Electra is an especially complex play because of the moral ambiguity of the ultimate revenge. How does Sophocles's presentation of his characters enhance this complexity?

By the end of the play, the audience might not be completely convinced that the revenge is entirely justified or necessary. This is largely due to the way in which Sophocles presents his characters. The villains are not entirely villainous, and the heroine is not exclusively heroic. Over the course of the play, Electra seems to lose her grip on rationality as she is increasingly consumed by her desire for revenge. The Electra we see in the final scene is disturbingly violent and unjust, relishing the sounds of her mother's death, refusing to let Aegisthus speak before he is killed, and demanding that his corpse by left out for scavengers. Sophocles forces us to ask, how can we unreservedly admire this heroine?

Likewise, how can we fully hate either Clytemnestra or Aegisthus? Sophocles allows them both to display a certain element of human decency. Clytemnestra's relief upon hearing the news of Orestes' death is hardly unqualified; indeed, she is unable to deny her maternal sentiments of grief, however brief. Likewise Aegisthus, upon making an irreverent statement and offering to retract it if it was offensive, displays a level of humility one might not expect in a villain.

Discuss the role of the chorus in Electra and its shifting attitude toward Electra and the revenge.

In the beginning of the play, the chorus beseeches Electra to cease her constant mourning, and they attempt to console her in her suffering. this traditionally conservative stance is slowly eroded over the course of the play; at the moment of revenge, the chorus is an active and enthusiastic participant, giving urgent warning when it sees Aegisthus returning.

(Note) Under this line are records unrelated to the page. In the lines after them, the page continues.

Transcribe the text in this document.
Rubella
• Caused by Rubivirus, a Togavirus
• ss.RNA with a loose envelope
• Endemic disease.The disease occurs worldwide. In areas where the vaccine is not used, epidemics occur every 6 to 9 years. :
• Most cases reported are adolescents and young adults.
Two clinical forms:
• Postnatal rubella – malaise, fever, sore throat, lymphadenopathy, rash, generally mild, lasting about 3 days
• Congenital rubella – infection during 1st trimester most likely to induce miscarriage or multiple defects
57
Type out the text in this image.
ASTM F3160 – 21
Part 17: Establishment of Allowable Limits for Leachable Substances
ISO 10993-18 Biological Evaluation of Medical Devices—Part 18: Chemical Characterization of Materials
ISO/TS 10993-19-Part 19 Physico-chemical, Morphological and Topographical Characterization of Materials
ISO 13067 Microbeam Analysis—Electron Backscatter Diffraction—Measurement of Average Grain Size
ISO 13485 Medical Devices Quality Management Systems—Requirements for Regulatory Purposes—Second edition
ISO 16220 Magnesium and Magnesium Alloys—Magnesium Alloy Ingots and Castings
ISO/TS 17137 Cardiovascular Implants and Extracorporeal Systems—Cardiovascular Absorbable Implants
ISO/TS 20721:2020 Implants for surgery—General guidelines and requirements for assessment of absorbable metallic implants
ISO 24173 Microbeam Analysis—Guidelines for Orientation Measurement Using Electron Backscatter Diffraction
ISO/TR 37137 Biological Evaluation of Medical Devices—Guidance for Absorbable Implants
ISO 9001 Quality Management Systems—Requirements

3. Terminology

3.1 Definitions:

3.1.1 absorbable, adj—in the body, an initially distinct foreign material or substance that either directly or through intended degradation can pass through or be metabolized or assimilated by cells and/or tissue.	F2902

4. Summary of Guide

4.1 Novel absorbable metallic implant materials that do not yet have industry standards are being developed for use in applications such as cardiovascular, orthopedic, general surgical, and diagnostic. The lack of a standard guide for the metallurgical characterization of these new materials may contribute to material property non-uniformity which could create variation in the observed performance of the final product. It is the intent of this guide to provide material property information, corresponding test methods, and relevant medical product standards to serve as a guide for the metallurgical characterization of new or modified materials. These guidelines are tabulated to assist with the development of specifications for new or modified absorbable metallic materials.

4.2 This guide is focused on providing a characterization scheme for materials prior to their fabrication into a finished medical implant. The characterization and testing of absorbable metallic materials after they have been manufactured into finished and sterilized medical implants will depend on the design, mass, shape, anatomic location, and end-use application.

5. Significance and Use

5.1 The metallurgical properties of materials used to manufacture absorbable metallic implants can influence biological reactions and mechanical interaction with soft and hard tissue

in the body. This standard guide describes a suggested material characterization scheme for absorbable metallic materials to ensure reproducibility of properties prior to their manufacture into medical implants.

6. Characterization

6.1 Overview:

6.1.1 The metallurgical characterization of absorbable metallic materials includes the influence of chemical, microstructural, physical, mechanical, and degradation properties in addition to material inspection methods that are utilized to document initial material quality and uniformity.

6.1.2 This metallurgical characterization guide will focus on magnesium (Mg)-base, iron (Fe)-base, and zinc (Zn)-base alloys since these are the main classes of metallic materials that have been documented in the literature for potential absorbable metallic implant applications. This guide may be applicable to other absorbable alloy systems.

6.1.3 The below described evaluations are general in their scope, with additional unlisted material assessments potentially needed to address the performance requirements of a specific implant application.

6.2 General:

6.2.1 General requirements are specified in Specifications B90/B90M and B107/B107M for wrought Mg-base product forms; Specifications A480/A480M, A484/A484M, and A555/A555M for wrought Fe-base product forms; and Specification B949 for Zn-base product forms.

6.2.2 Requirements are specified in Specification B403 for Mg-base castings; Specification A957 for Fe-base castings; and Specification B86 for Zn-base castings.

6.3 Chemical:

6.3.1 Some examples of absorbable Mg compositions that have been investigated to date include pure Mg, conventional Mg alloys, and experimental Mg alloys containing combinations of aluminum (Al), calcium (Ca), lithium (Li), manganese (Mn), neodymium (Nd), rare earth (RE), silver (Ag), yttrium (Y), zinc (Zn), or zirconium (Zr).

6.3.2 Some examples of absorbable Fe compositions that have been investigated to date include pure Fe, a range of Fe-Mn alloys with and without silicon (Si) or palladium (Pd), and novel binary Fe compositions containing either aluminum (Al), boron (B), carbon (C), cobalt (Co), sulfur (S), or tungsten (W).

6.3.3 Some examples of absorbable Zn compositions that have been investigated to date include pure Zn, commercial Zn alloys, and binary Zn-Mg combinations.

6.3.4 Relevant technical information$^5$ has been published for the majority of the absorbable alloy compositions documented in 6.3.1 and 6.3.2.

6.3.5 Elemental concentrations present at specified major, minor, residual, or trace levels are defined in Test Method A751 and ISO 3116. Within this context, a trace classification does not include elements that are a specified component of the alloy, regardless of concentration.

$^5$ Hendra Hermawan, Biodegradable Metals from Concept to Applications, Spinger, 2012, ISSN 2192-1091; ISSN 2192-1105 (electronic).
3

The chorus initially softens its stance upon hearing Chrysothemis relate Clytemnestra's dream. They regard the dream as an omen that the retribution for which Electra so longs is nigh, perhaps legitimizing their support of the heroine. The urge Chrysothemis, then, to do as Electra bids and throw Clytemnestra's offering for Agamemnon away, replacing it with one of their (the sisters's) own. Afterwards, the chorus is far more sympathetic to Electra than to Clytemnestra in their angry exchange, and the chorus is as distraught at the false news of Orestes's death as is Electra herself. The chorus's support of Electra and the revenge grows thus stronger throughout the play. One effect of this is to lend sanctity to the revenge, which itself seems increasingly questionable as Sophocles reveals news things about his characters (see question one, above).

How does Chrysothemis function within the play? Do we know Electra better because we have a sister with which to compare her?

As they watch her approach for the first time, the chorus refers to Chrysothemis as being very similar to Electra, but as soon as Electra and Chrysothemis begin to interact, their differences become glaringly evident. Chrysothemis pragmatically does only that which will benefit her. She emphasizes this again and again throughout the play, first when she tries to persuade Electra to cease her mourning, and then again when she rejects Electra's plan to take the revenge into their own hands. She might be like Electra in certain ways, as the chorus maintains she is, but her attitude regarding revenge is starkly different. While her expedient pragmatism is perhaps not as heroically admirable as Electra's passion for justice, it serves to highlight the impractical and irrational nature of Electra's obsession with vengeance.